The output in the similarity between the two terms’s vectors given is 0.86095816, indicating a high similarity between them. If, however, we change the first term from “queen” to “dog”, the similarity value becomes 0.32295933, showing they are loosey related.
6.1.3.3. Attention and unembedding#
The input inserted into the LLM is thus a collection of embedded vectors, which when put together form a matrix. To get the output we are given, this matrix must then go through an attention and unembedding process which we will explain shortly.
Matrices
A matrix is just a way if representing various numbers put together in a rectangular grid arranged in rows and columns.
Matrix dimensions: The dimensions of a matrix refer to the shape of the grid, a matrix that has \((m)\) rows and \((n)\) columns is a 2 dimensional (2D) matrix, and is refered to as an \((m \times n)\) (read “m-by-n”) matrix.

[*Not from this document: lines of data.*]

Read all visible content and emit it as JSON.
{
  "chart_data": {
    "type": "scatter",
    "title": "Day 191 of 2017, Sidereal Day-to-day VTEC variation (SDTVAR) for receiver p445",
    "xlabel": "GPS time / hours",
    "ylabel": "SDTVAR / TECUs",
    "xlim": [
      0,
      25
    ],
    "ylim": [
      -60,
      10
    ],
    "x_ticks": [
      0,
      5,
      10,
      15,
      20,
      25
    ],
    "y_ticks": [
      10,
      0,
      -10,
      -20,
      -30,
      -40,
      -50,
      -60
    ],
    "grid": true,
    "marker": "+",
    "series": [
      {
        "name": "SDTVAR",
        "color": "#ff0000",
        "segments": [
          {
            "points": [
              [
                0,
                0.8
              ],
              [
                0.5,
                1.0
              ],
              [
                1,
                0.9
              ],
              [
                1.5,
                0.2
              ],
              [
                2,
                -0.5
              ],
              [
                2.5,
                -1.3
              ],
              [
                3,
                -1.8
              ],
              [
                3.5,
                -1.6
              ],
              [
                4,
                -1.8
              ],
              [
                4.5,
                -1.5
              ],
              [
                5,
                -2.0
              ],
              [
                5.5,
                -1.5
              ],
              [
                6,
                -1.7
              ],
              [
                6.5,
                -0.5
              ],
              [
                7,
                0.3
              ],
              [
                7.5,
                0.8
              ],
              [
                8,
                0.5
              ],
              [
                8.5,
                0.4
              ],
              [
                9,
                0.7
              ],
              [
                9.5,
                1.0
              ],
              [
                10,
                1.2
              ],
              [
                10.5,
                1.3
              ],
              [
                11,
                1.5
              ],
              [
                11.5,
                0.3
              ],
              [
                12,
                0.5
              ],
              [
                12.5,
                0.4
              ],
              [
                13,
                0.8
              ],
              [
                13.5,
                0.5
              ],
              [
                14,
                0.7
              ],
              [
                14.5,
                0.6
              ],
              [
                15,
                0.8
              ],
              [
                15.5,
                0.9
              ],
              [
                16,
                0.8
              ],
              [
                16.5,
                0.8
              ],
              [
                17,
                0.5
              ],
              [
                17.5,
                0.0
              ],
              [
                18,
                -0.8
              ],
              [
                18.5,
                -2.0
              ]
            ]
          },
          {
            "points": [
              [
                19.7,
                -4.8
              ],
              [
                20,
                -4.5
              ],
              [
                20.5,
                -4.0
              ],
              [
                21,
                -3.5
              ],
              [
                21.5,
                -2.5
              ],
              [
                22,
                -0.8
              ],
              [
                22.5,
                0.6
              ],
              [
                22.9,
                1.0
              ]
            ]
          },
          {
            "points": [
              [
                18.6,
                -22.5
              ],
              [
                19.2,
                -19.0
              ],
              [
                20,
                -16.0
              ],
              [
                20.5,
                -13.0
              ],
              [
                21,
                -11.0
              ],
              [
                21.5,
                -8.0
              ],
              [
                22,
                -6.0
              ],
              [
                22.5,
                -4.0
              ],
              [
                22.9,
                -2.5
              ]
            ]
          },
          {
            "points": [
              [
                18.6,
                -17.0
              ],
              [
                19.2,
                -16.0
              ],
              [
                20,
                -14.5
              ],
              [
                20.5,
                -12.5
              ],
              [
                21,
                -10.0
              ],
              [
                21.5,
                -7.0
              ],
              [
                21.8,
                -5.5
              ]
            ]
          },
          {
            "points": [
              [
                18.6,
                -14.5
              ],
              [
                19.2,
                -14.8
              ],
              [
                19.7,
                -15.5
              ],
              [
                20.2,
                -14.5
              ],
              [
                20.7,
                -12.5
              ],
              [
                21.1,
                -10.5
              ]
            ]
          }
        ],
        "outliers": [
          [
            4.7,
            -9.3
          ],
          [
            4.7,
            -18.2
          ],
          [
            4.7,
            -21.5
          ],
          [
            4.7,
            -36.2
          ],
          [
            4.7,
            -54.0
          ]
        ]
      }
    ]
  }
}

1D matrices are also known as vectors.
A column vector is a matrix with m rows and one column \((m \times 1)\).
A row vector is a matrix with one row and n columns \((1 \times n)\).
An example of a way 2D matrices are used is in grayscale images. In a grayscale image matrix, each grid entry represents the intensity of its pixel.
A 3D matrix is a cube of numbers, which can be seen as, for example, a video-clip. We can see these clips as a 3D “matrix of matrices” with dimensions = (frames × image height × image width).
Why they matter: Matrices let us organise data compactly and perform operations like scaling, rotating, or combining information with simple arithmetic rules. Those same rules power everything from 3D graphics to neural-network layers.
We will go further into how matrices are commonly used in programming in the upcoming NumPy chapter.
6.1.3.3.1. Attention#
First this matrix will pass through an attention block. This attention block was a breakthrough in machine learning and is based on the paper: Attention Is All You Need.
How the attention block exactly works is beyond the scope of this course, but it has an important contribution as attention allows for the communication between vectors of the input. This is necessary as words can mean different things when used in different contexts. The word “bark”, for example, has a completely different meaning if it’s in the context of a dog or a tree. When using it in the sentence, its meaning must be determined from the context.
After the matrix has passed through the attention block and undergone the transformations within it, it will pass through a neural network, which we discussed earlier, and produce an output matrix.
This output matrix will go through another attention block after which it will once again go through a neural network. These steps are repeated many times until the final matrix is obtained.
Fig. 6.3 Output matrix iteratively passed through the neural network and attention block until the final matrix is obtained.#
6.1.3.3.2. Unembedding#
When this process is finished, the final matrix needs to be unembedded. This simply means that a probability distribution is assigned to all possible tokens in the vocabulary of the network and, using these, the next word can be chosen as output.